O projeto de lei 3.633/2026 altera a legislação que instituiu o programa.

Na prática, a proposta permite que esses rendimentos eventuais não sejam considerados na análise dos critérios de renda para concessão ou manutenção do benefício.

O texto ainda precisa passar pela análise das comissões da Câmara dos Deputados antes de seguir para votação.

Mudança pretende incentivar beneficiários a aceitar trabalhos temporários sem risco de perder o auxílio.Roberta Aline / MDS

Rendimentos eventuais

Pela proposta, a remuneração recebida por esses profissionais será incluída entre os recursos financeiros que não entram no cálculo da renda familiar mensal do Bolsa Família.
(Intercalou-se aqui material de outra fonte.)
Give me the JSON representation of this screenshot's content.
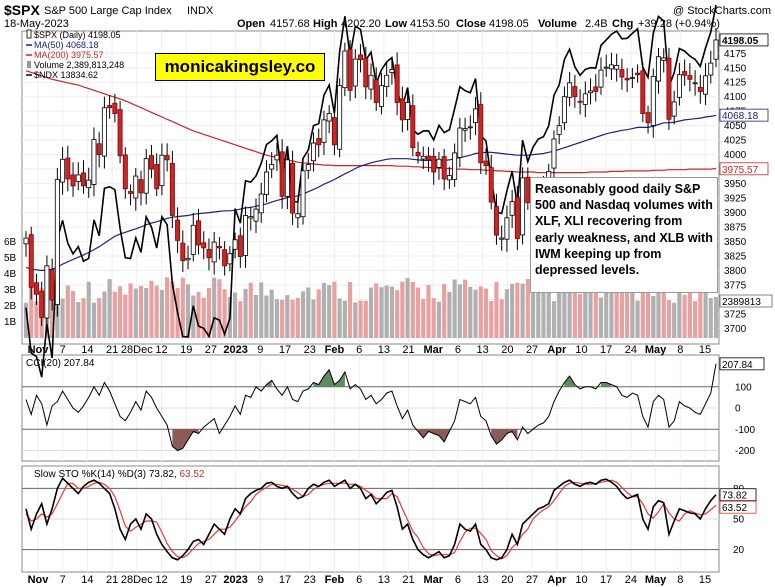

A medida alcança tanto os trabalhadores que prestam serviços de forma autônoma quanto aqueles contratados pelo regime de trabalho intermitente, no qual há alternância entre períodos de atividade e de inatividade.

O projeto também determina que as informações sobre esses contratos sejam registradas em um campo específico do Sistema de Escrituração Digital das Obrigações Fiscais, Previdenciárias e Trabalhistas, o eSocial.

Os dados ficarão disponíveis para a gestão do Bolsa Família, com o objetivo de diferenciar os rendimentos esporádicos de uma fonte de renda contínua.

Risco de suspensão

Na justificativa, Evair Vieira de Melo afirma que a regra atual pode levar à suspensão ou ao cancelamento do benefício quando o trabalhador recebe, em determinado mês, valores de diárias ou serviços ocasionais.

Segundo o deputado, esses pagamentos não representam necessariamente uma melhora permanente na condição econômica da família, pois dependem da realização de festas, feiras, shows, congressos e outros eventos.

O parlamentar argumenta que a possibilidade de perder o benefício também pode desestimular os trabalhadores a aceitar oportunidades temporárias de emprego.

Para o autor, a mudança permitiria que os beneficiários buscassem trabalhos eventuais sem que uma elevação pontual da renda comprometesse imediatamente sua permanência no programa.

Confira a íntegra da proposta.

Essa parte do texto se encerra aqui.